I don't feel like retyping everything again, so I'm just going to copy/paste from my caringbridge site. Here you go:
Crap. Crap, crap, crap, crap, crap. Sorry for the language, but why can't anything go smoothly for me? Allow me to explain:
I went to my 'echo with A/V optimization' appt. today. I had fun with the new techs learning all about how to do an echo on someone who's completely backwards. We laughed and joked for over an hour while they tried to figure out what they were actually looking at. Apparently no one had warned them about me before I came. Good thing I always say something at the beginning of every appt! With all the teasing going on, it's no surprise that Dr. DeVille's news for me completely blind-sided me. Apparently the left ventricular lead (the one that we got this Bi-V device FOR) is not 'capturing' (in other words, it's not working right). I asked him what that meant and he said we'd have to 'fix it.' So I asked how THAT would happen, and he said we'd have to go in and replace it! Grrr... That means more surgery and more restrictions. :-( He said he wasn't 100% sure about it, but it was likely. He sent me to have an x-ray done to see what was up with that lead and he'll review it this afternoon and get back to me. Not sure when. So until then, I wait I guess.

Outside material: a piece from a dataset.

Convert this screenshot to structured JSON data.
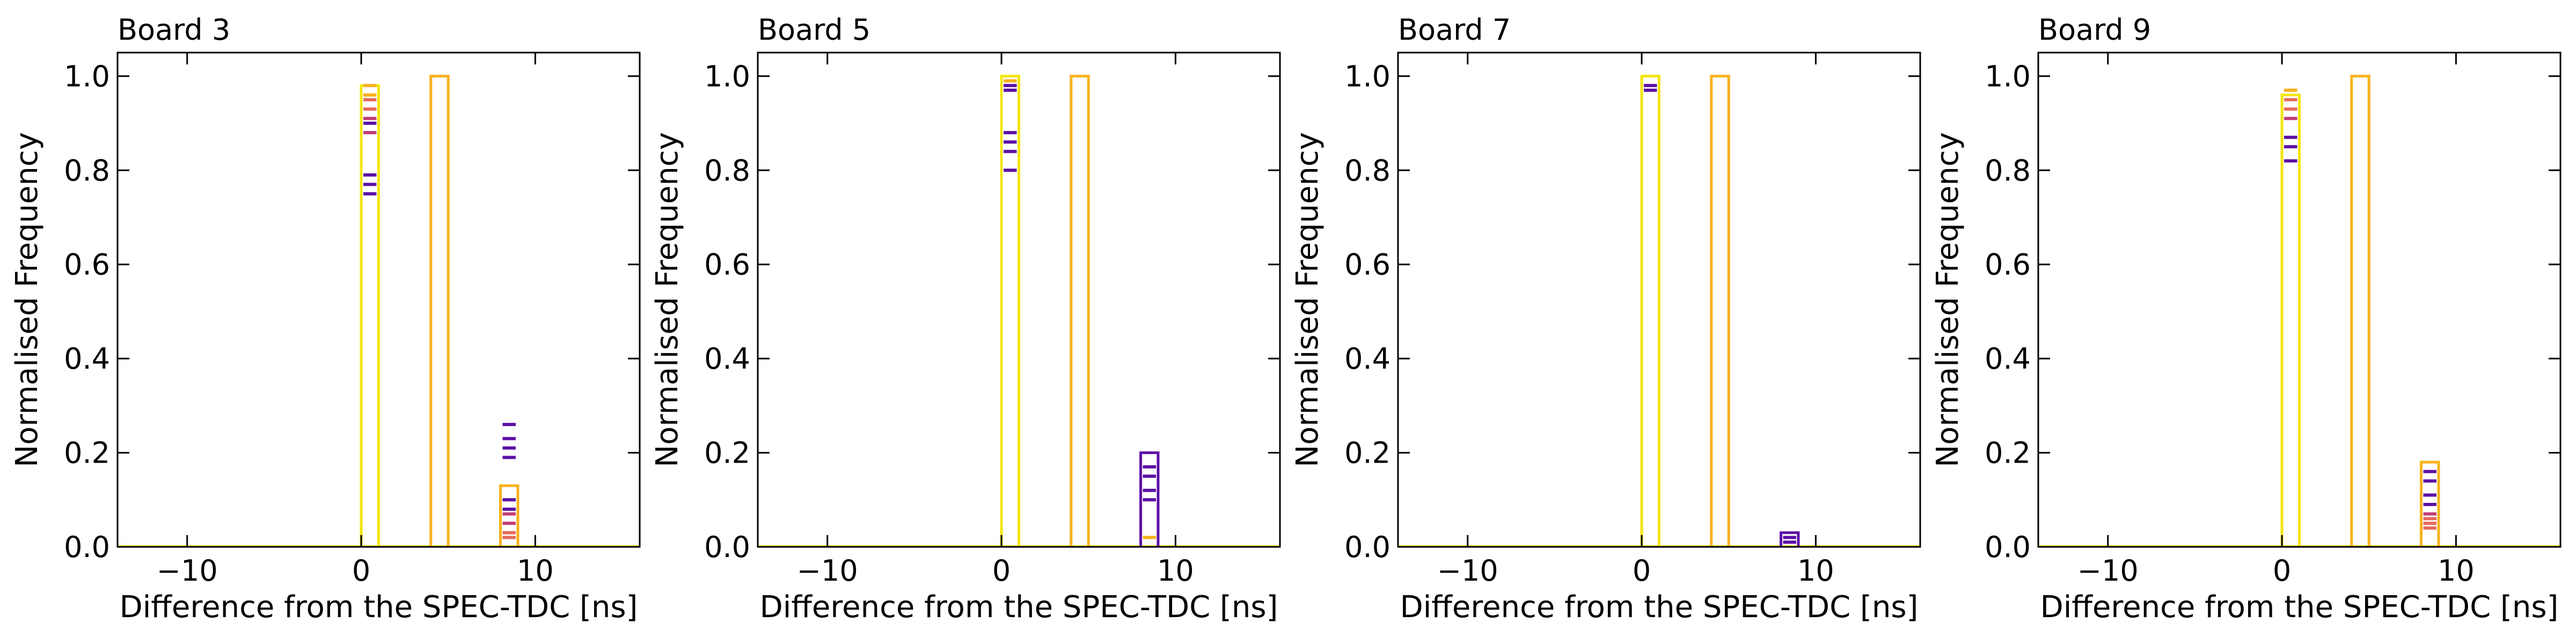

This is SO not cool. I thought that things had been going so well. Infinately better than the last attempt. But I guess I'm going to be sticking to my 'rule of three' yet again. It seems that lately every time I have surgery, it turns into three close together. Hopefully the next one will count as two as he plans to take out the other pacer while he's got me off coumadin. So that would be two incisions, surely that would count??? Phooey. I was in such a good mood before. Now I'm grumpy. And Nathan is working and I have bookbinding, so I won't be able to talk to him about it until late tonight. This stinks.